Sarvam AI Launches Indus, India-Focused AI Assistant

Share


Sarvam AI has launched Indus, a new AI assistant designed specifically for Indian users and languages. After unveiling its large language models at the India AI Impact Summit, the Bengaluru-based startup has now made these capabilities accessible through a web and mobile app. Indus first appeared on the Google Play Store on February 19 behind a waiting list, but by February 20, users could sign in via phone number, Google account, or Apple ID to start chatting. The app is currently in beta on Android, iOS, and the web.

The assistant runs on Sarvam’s 105-billion-parameter model, with a smaller 30B variant also introduced at the summit. It is trained in 22 Indian languages and optimized for local context, with knowledge up to June 2025. Indus can handle both text and voice queries across multiple Indian languages. During testing, spoken questions in Hindi, Malayalam, Gujarati, or English were answered in the same language, including spoken replies. Some quirks remain, such as numbers being read in English even when the rest of the response is in another language.

Indus is designed as a productivity assistant rather than a simple Q&A bot. Users can draft and edit documents, upload PDFs and images for analysis, ask questions about uploaded content, generate summaries and explanations, and use agent-like tools to automate tasks.
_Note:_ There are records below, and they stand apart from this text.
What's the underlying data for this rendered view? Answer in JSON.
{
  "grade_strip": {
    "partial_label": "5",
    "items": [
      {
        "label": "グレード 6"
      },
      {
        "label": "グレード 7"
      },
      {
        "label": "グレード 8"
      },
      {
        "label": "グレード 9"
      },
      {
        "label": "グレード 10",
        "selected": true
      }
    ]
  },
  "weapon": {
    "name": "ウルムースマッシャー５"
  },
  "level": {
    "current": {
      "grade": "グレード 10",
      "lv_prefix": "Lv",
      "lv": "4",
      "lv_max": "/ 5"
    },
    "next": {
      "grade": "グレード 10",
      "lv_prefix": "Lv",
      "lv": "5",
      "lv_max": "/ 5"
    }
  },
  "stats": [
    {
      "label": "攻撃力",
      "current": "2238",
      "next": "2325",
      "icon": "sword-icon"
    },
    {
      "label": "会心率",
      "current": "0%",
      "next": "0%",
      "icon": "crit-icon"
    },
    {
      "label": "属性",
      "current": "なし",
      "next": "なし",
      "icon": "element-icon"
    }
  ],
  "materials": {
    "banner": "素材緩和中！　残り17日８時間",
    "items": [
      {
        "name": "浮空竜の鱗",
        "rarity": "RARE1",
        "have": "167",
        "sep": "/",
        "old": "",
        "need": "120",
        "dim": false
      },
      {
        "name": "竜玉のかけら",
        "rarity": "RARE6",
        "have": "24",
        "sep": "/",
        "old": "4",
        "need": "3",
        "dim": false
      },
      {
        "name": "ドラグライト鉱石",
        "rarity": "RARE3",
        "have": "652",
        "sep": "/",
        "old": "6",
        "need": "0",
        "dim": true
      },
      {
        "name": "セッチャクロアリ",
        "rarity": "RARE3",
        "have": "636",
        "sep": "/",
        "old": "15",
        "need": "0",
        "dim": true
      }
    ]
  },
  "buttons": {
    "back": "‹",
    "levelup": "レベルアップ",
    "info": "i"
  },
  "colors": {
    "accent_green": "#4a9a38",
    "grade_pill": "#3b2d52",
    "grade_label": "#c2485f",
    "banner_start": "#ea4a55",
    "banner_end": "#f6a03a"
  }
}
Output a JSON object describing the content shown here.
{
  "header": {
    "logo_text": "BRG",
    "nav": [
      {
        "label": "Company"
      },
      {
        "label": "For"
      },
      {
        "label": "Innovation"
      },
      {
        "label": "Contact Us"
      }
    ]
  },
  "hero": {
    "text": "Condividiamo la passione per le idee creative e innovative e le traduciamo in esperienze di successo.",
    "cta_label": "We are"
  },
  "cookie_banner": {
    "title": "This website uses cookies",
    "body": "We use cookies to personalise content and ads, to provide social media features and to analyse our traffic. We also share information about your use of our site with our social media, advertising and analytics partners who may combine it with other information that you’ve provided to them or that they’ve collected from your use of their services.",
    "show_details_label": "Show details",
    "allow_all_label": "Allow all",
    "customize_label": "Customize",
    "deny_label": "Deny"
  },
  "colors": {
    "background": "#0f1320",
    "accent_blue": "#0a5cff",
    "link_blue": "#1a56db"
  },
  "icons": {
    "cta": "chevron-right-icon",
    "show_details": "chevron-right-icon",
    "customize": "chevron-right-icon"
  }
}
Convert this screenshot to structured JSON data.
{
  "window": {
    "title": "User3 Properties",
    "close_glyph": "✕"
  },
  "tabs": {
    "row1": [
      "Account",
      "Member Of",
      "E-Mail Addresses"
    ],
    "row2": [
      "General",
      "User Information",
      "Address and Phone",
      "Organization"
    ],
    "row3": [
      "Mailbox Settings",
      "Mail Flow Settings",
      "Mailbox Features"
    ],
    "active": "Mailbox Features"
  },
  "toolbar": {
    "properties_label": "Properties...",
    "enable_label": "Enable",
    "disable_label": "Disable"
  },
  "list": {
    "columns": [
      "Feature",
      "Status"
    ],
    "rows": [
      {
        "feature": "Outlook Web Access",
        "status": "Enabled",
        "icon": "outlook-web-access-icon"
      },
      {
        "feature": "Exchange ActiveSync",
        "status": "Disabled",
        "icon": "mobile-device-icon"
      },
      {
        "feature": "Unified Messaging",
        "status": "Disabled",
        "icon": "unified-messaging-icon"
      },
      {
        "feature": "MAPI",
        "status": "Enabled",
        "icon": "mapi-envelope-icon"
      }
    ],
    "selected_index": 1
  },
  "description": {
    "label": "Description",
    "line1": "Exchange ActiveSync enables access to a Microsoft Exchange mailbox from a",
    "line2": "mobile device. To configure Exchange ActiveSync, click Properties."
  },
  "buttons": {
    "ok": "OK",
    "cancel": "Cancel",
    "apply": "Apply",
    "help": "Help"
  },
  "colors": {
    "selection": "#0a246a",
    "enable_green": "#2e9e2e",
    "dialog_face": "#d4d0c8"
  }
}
These features support Sarvam’s broader plans, including partnerships with HMD for AI on Nokia feature phones and Bosch for automotive applications.

As a beta release, Indus has some limitations. Users cannot delete chat history except by deleting their account, and there is no option to disable the model’s reasoning mode. While it is not positioned to replace ChatGPT for power users, Indus provides a meaningful option for those who think in Hindi, read in Gujarati, or want an AI that understands the Indian context without extensive explanation.